Ließ ich ein Beet im Zuge des Fruchtwechsels
einmal brachfallen, stellten sich überaus bunte Brachgesellschaften mit
überwiegend windverbreiteten Arten wie Königs- und Nachtkerze, Wasserdost,
Distel und Wiesenpippau ein.
Damit einhergehend summte und brummte
es immer mehr im Garten, von Rosenkäfer zu Schwalbenschwanzraupen,
Feechen, Schwebefliegen und Wildbienen fanden sich zahlreiche
tierische Bewohner ein. Diese Nützlinge sorgten auch dafür, dass mit
Ausnahme von Lauchminierfliegen (siehe Gemüseartikel) nie größerer
Schädlingsbefall an den Gemüsekulturen auftrat.
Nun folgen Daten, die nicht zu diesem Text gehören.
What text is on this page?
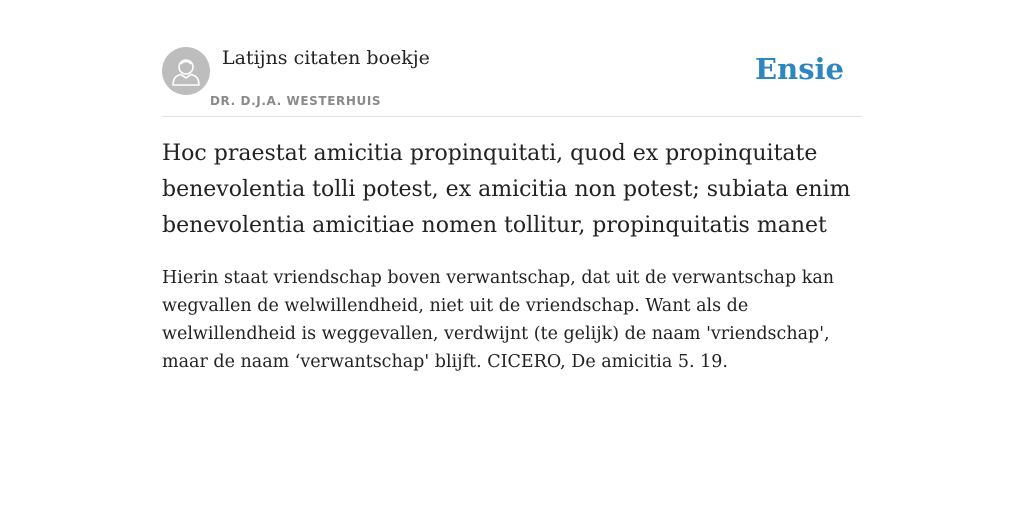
Latijns citaten boekje
DR. D.J.A. WESTERHUIS
Ensie
Hoc praestat amicitia propinquitati, quod ex propinquitate benevolentia tolli potest, ex amicitia non potest; subiata enim benevolentia amicitiae nomen tollitur, propinquitatis manet

Hierin staat vriendschap boven verwantschap, dat uit de verwantschap kan wegvallen de welwillendheid, niet uit de vriendschap. Want als de welwillendheid is weggevallen, verdwijnt (te gelijk) de naam 'vriendschap', maar de naam ‘verwantschap' blijft. CICERO, De amicitia 5. 19.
Zu diesem Zweck ließ ich an den Beeträndern
alles stehen, was mir für Insekten und Menschen attraktiv schien. Auch die
Vögel fanden nun reichlich Nahrung; Meisen dezimieren im Sommer die
Blattläuse und farbenprächtige Distelfinken nutzen im Winter
stehengelassene Samenstände.
Durch die Aufteilung in Beete kann man jedes
Jahr die Gemüsesorten wechseln und so verhindern, dass Bodenkrankheiten
und -ermüdung vorkommen.
Weitere Lebensräume wurden durch die Entfernung von alten Gehwegplatten
geschaffen. Sie dienen nun als Fundament für einen Holzbackofen und gaben
Raum für strukturelle Vielfalt in Form von Sonnenblumenhecke und
Spargelreihe. Im Zusammenspiel mit der Konkurrenz zwischen den verschieden
angepassten Pflanzen sorgt dies für eine Vielzahl von Lebensraumnischen.
Eine wegweisende Veränderung erfuhr der Garten mit der Haltung von einem Hahn mit sechs Hennen. Diese können sich etwa zur Hälfte von Insekten, Würmern und Pflanzen ernähren. Im Sommer sind sie auf der ehemaligen Wildwiese eingezäunt, während ihnen im Winter der gesamte Garten zur Verfügung steht und sie fleißig mit Umgraben der Beete und Vertilgen von Wildkräutern beschäftigt sind. Nebenbei liefern sie noch Dünger und Eier mit orangenen Dottern.
So entstand wie von Selbst ein naturnahes Kreislaufsystem, wo Pflanzen mit Hilfe der Sonne Nahrung für Tiere und Menschen produzieren und das Verbrauchte über den Boden wieder zurückgeführt wird. Dies entspricht den Grundsätzen der Permakultur, bei der sich der Gärtner nur lenkend an den Gegebenheiten orientiert und mit der Natur harmoniert.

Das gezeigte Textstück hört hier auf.